Digital – spanning online shopping to the Nectar loyalty programme – now accounts for a fifth of the group’s sales. Customers who shop online are “more engaged”, “spend the most” and are “the most loyal”, according to chief information officer Phil Jordan.

A customer who shops online and offline with Sainsbury’s spends an average of 2.4 times more than those who only shop in store, Jordan reveals, while those who engage “more extensively” online across Argos and Habitat spend 3.1 times more, Jordan says.

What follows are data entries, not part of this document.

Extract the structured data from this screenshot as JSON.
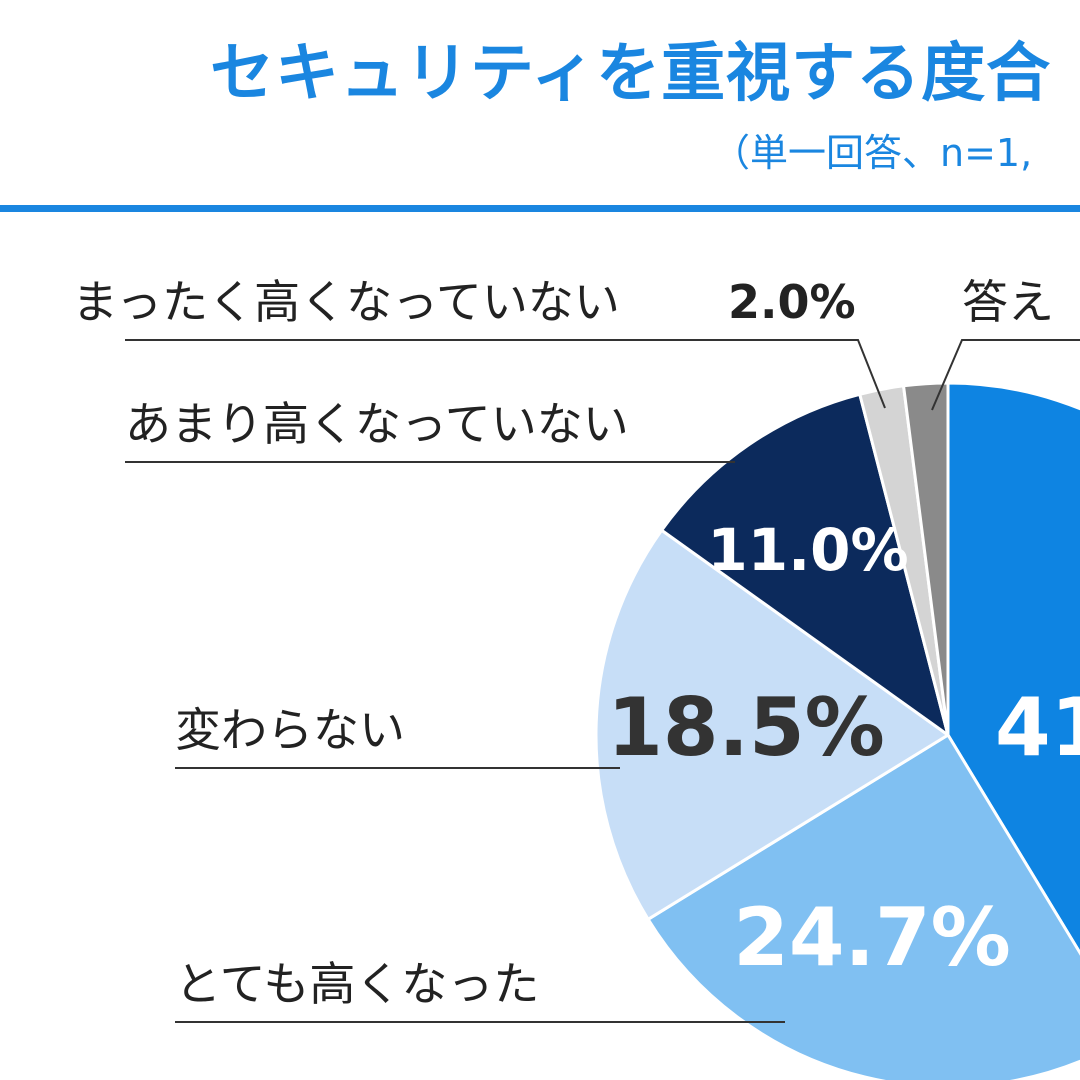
{
  "header": {
    "title": "セキュリティを重視する度合",
    "subtitle": "（単一回答、n=1,"
  },
  "chart_data": {
    "type": "pie",
    "title": "セキュリティを重視する度合",
    "subtitle": "（単一回答、n=1,",
    "slices": [
      {
        "label": "",
        "value": 41,
        "value_label": "41",
        "color": "#0e84e2",
        "text_color": "#ffffff"
      },
      {
        "label": "とても高くなった",
        "value": 24.7,
        "value_label": "24.7%",
        "color": "#80c0f2",
        "text_color": "#ffffff"
      },
      {
        "label": "変わらない",
        "value": 18.5,
        "value_label": "18.5%",
        "color": "#c7def7",
        "text_color": "#333333"
      },
      {
        "label": "あまり高くなっていない",
        "value": 11.0,
        "value_label": "11.0%",
        "color": "#0c2a5c",
        "text_color": "#ffffff"
      },
      {
        "label": "まったく高くなっていない",
        "value": 2.0,
        "value_label": "2.0%",
        "color": "#d4d4d4",
        "text_color": "#222222"
      },
      {
        "label": "答え",
        "value": 2.0,
        "value_label": "",
        "color": "#8a8a8a",
        "text_color": "#222222"
      }
    ]
  }
}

As a result, Sainsbury’s is stepping up efforts to put digital at the heart of its business.

Sainsburys SmartShop

Scan-as-you-shop technology is live in 50 supermarkets

The Nectar app, replacing a plastic card and paper coupons, will be rolled out nationally in the next few weeks following trials in the Isle of Wight and Wales.

SmartShop scan-as-you-shop technology is live in 50 supermarkets and will be rolled out more widely. Customers who use SmartShop spend 18% more than those who do not.

Jordan says Sainsbury’s has changed the way it builds such tech-led applications – making them “lighter” and cloud-based to improve performance.

He says Sainsbury’s is now “well placed to leverage these assets in a much more multi-brand, multichannel way”.

Over the next year, the business plans to roll out voice search on Amazon Echo and Google Home, which will return relevant search results from its Sainsbury’s, Argos and Habitat propositions. The change would allow shoppers to build one online basket, containing products from across all three brands.

It wants to use digital to create more “personalised” in-store shopping. Sainsbury’s customers will soon be able to scan a product using their smartphone, and receive information on the location and availability of that product in-store, as well as nutritional information about the product.

Future fitness

After a turbulent 12 months, Coupe is “confident” such strategic “tweaks” will make Sainsbury’s fitter for the multichannel future.

“We believe that we are in great shape now to deliver some pretty significant changes in the way that we interact with our customers over the next period,” he says.

The financial markets would appear to agree. Sainsbury’s share price has rallied 2% since this morning to 217.3p at the time of writing.

It marks the first step in Coupe’s journey to rebuild momentum and return to Sainsbury’s to the peak of its powers.